Formula 1 paddock personnel must cross pontoon bridges to access parking lots inside the circuit perimeter, while all the race’s more than 40,000 grandstand seats are in temporary structures.
The only permanent buildings, which house the corporation’s offices, are the paddock pit buildings where the Formula 1 teams work on their cars. There is a hospitality suite, known as the Paddock Club, on top of these buildings.
“To give you a sense, I reckon that was 29,000 grandstand seats in about 2019,” Auld said. “So, that shows the size of growth at the event.”
Auld said attendance was 452,000 for the whole 2024 Australian Grand Prix event, up from 324,000 in 2019, with the race bringing in an estimated $170 million in tourism money to Victoria each year.
Auld and the corporation hope to grow the event further, with the Melbourne race set to remain on the Formula 1 calendar until 2037.
Auld, who said any further increase in crowd size “needs to be done very carefully” so not to overwhelm the facilities, such as the bathrooms and concession stands, said he believed that there were several factors fueling the Grand Prix’s growth. That includes the race returning as the season opener.

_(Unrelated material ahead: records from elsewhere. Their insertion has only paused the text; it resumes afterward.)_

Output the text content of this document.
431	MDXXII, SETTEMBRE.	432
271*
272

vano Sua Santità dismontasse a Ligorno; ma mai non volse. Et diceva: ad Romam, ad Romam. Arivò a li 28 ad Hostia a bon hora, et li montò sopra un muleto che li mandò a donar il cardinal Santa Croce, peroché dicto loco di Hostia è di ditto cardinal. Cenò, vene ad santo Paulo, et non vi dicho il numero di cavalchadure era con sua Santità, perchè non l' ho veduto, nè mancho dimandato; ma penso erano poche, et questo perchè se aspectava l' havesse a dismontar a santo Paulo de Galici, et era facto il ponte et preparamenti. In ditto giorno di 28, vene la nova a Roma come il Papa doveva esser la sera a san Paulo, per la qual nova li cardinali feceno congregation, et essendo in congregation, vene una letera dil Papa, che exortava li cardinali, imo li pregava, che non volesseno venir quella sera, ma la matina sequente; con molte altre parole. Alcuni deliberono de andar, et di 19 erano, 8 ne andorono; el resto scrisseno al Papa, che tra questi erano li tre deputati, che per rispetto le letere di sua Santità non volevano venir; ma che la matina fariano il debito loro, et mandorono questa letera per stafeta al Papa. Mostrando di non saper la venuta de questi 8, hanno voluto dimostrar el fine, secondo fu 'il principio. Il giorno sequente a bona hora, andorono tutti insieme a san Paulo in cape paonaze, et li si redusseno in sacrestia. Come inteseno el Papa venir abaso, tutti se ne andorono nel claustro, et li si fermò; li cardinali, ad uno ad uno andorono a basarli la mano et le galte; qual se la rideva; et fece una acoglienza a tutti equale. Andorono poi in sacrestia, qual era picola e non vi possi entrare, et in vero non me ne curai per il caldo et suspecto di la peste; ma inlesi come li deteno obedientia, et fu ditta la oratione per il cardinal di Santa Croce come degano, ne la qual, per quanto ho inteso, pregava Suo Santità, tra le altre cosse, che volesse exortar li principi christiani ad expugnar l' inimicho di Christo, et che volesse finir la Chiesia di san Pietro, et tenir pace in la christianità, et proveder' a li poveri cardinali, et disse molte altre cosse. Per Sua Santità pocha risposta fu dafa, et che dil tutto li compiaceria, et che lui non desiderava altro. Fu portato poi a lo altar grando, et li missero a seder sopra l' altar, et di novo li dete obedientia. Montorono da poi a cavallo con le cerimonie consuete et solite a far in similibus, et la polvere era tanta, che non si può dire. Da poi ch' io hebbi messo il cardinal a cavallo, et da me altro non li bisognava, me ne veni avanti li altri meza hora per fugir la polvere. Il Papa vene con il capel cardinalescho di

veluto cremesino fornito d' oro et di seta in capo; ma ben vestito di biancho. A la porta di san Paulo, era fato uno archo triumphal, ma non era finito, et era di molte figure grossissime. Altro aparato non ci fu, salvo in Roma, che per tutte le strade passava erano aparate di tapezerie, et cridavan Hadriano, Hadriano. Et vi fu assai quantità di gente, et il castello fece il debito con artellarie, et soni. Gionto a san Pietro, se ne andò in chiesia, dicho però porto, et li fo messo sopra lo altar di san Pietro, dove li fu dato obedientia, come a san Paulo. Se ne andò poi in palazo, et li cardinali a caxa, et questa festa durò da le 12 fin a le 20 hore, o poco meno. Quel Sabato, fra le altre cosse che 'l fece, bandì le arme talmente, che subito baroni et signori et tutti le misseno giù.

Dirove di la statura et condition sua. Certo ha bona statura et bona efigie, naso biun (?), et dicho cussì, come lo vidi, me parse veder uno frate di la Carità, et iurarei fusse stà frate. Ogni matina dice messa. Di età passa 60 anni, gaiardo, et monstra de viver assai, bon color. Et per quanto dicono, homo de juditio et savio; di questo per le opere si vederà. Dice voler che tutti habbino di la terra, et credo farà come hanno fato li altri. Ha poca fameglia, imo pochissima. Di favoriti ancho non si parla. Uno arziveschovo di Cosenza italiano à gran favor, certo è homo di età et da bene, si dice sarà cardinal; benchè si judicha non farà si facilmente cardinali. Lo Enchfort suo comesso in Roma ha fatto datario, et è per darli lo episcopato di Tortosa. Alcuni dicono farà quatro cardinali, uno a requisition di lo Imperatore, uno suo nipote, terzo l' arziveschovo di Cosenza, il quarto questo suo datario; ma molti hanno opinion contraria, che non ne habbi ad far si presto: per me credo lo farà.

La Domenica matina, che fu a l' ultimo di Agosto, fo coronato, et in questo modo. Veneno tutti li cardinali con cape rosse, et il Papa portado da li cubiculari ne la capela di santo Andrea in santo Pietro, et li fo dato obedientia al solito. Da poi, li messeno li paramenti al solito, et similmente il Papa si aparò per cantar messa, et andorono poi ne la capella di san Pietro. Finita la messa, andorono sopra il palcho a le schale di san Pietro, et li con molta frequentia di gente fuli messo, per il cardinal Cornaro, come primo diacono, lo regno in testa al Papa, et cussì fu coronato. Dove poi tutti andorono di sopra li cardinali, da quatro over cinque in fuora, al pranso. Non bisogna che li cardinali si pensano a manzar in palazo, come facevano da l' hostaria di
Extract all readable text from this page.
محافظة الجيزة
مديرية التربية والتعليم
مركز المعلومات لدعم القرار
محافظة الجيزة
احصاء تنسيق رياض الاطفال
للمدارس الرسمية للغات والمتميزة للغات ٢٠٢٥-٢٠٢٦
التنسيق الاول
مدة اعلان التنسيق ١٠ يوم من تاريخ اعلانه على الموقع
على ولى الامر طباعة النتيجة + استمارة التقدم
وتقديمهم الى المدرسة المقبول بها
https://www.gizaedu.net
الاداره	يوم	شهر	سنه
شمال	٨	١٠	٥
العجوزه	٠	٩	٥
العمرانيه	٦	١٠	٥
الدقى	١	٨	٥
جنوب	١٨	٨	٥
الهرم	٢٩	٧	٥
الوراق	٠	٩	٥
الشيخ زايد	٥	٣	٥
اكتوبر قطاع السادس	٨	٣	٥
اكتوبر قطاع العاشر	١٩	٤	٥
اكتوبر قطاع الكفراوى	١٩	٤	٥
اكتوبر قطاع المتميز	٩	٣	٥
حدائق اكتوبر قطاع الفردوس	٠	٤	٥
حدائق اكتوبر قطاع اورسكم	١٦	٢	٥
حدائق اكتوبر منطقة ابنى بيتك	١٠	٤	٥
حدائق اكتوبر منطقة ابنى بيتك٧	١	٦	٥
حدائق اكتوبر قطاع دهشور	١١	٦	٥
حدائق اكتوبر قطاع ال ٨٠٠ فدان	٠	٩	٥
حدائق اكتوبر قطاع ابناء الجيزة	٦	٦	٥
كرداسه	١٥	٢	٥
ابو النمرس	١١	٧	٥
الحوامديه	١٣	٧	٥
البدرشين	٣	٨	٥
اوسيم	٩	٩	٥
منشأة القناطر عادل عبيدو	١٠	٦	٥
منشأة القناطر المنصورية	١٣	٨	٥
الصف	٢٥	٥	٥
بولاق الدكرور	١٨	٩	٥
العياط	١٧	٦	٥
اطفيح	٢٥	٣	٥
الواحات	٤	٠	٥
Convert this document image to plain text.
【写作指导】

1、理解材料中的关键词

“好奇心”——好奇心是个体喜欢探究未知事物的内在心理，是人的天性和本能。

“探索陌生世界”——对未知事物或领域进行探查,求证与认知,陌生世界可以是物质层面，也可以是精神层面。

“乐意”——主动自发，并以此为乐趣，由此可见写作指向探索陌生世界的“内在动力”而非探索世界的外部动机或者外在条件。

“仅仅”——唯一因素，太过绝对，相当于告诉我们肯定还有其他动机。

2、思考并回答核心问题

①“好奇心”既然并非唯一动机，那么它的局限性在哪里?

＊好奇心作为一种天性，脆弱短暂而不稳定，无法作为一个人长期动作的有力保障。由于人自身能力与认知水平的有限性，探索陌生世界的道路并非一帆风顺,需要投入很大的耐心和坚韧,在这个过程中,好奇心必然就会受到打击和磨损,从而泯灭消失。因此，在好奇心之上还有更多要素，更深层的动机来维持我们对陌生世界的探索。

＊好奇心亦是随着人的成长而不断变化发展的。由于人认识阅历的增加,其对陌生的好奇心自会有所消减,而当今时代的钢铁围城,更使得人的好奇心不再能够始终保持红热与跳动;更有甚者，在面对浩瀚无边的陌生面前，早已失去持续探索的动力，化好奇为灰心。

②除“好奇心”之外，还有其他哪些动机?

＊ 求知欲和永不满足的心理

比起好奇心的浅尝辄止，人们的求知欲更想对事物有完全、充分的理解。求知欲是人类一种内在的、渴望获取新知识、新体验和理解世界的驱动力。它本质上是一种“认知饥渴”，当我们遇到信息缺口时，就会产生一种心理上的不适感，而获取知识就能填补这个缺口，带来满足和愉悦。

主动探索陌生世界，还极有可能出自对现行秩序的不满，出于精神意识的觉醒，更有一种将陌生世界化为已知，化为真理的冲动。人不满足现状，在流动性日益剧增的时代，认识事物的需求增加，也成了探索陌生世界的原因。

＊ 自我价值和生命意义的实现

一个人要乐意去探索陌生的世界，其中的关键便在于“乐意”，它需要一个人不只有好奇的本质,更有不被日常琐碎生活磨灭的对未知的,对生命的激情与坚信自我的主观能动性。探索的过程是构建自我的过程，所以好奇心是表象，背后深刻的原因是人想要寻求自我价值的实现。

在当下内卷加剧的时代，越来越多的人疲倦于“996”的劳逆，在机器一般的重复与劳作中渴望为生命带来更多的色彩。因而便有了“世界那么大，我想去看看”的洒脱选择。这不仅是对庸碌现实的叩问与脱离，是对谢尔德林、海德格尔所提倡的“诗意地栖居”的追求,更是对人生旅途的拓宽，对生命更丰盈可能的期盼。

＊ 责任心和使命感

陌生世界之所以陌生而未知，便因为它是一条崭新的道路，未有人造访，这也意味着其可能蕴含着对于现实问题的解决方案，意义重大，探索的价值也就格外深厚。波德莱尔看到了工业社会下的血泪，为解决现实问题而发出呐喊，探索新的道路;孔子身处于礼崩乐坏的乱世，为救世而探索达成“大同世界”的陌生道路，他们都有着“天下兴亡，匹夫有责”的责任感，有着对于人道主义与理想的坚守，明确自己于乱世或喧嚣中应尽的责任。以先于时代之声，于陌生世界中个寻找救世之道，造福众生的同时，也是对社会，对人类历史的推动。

“It starts with the fact that there’s this global surge in popularity for F1,” he said. “And Melbourne loves big events — we’ve got a couple of global events that do very well,” he said, including the Australian Open tennis tournament.
“We’ve got a lot of F1 story lines this year. There’s a genuine enthusiasm around where Oscar might put himself and give himself a chance to be on the podium,” he said of Piastri, the Australian racing for McLaren.
“We’ve got the Doohan name back in racing, and that’s big in Australia,” Auld said, referring to Jack Doohan, who drives for Alpine. “You’ve got Lewis Hamilton for the first time in Ferrari red. That’ll bring some interest, as we’ve got a big Italian community here. You’ve got the 75th year of F1.”
Melbourne’s new Formula 1 contract goes into effect in 2026. The contract stipulates that Melbourne will hold the season opener a minimum of five times.
“There’s some consideration in the agreement about having a certain number” of opening races, Auld said. “But they are subject to a lot of different things, and so I think we’ll end up with more than what we’ve been talking about.
“The bit that we can control is just to do a good job of launching the season when we get the opportunity, and that’s what we’re intending to do.”